Alors me voici devant peut-être une créature sportive hors du commun. Je suis comme le comédien quelques instants avant d’entrer en scène, ou un garçon désirant draguer une fille, sans savoir quoi dire. Et si je me prenais un râteau. Et si elle parlait une langue que je ne comprends pas. Et si au moment où je m’adressais à elle, elle descendait à la prochaine station.

Je n’arrêtais pas de bouger de mon siège d’excitation de lui poser plein de questions.

Tant pis, je n’ai jamais réussi à aborder une fille dans une discothèque. Mais vu que je joue moins gros, je décide de me lancer.

J’ai dû lui demander si elle faisait bien l’ironman en pointant du doigt le petit accessoire qui pendait en bas de son sac (j’espérais à cette instant qu’elle ne pensait pas que je regardais son derrière depuis tout à l’heure…) Elle me répond que oui, le tout simplement du monde. Elle a dû remarquer mon visage qui s’est illuminé de mille feux.
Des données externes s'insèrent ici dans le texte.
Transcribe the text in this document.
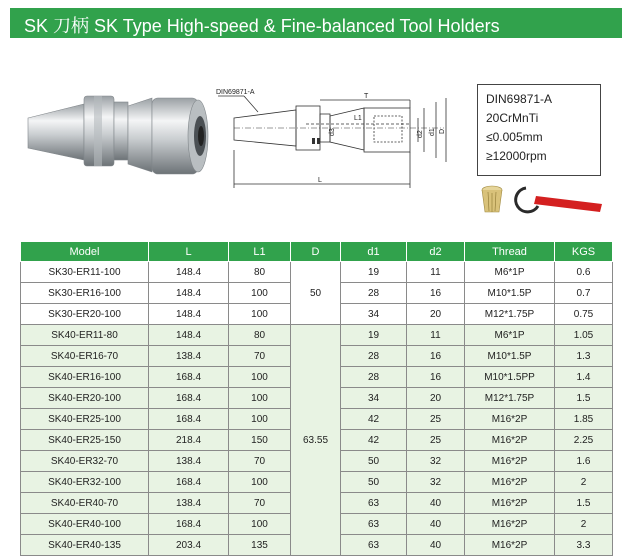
SK 刀柄 SK Type High-speed & Fine-balanced Tool Holders
DIN69871-A
T
L1
d3	d2 d1 D
L
DIN69871-A
20CrMnTi
≤0.005mm
≥12000rpm
Model	L	L1	D	d1	d2	Thread	KGS
SK30-ER11-100	148.4	80	50	19	11	M6*1P	0.6
SK30-ER16-100	148.4	100		28	16	M10*1.5P	0.7
SK30-ER20-100	148.4	100		34	20	M12*1.75P	0.75
SK40-ER11-80	148.4	80	63.55	19	11	M6*1P	1.05
SK40-ER16-70	138.4	70		28	16	M10*1.5P	1.3
SK40-ER16-100	168.4	100		28	16	M10*1.5PP	1.4
SK40-ER20-100	168.4	100		34	20	M12*1.75P	1.5
SK40-ER25-100	168.4	100		42	25	M16*2P	1.85
SK40-ER25-150	218.4	150		42	25	M16*2P	2.25
SK40-ER32-70	138.4	70		50	32	M16*2P	1.6
SK40-ER32-100	168.4	100		50	32	M16*2P	2
SK40-ER40-70	138.4	70		63	40	M16*2P	1.5
SK40-ER40-100	168.4	100		63	40	M16*2P	2
SK40-ER40-135	203.4	135		63	40	M16*2P	3.3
Une vraie, c’est une des leurs, ces surhommes et sur-femmes qui vont au-delà des limites du sport! Petit à petit, elle m’apprend qu’elle a atterri la semaine dernière à Paris en venant d’Hawaï (deuxième illumination. Explication: Il y a plusieurs courses d’ironman servant toutes pour les communs des participants à avoir leur ticket pour la course d’Hawaï. Donc cette fille fait partie des meilleures de sa catégorie. Mon dieu une vraie déesse!!) Et qu’elle a eu du mal avec le changement climatique: 44°C à l’ombre à Honolulu, 12°C à Roissy Charles de Gaulle.

La discussion se poursuit, la rame se remplit, se vide, la voix enregistrée annonçant les arrêts n’est plus qu’un lointain murmure. Cette fille m’emmène par ses récits à Hawaï et autres destinations. Parce qu’elle fait la coupe du monde, du coup cherche à chaque course de meilleur classement. Quand je lui parle de mon problème avec la natation elle me rassurait en prenant exemple sur son compagnon qu’elle a initié à la discipline et qui est devenu un bien meilleur nageur…

Nous voilà à son arrêt, on se quitte, mais je reste un long moment dans mes rêves. J’ai rencontré une IronWoman.

Alors mes amis, je vous le dit: jetez-vous à l’eau et parlez aux gens, ça ne mange pas de pain et ça peut vous faire voyager!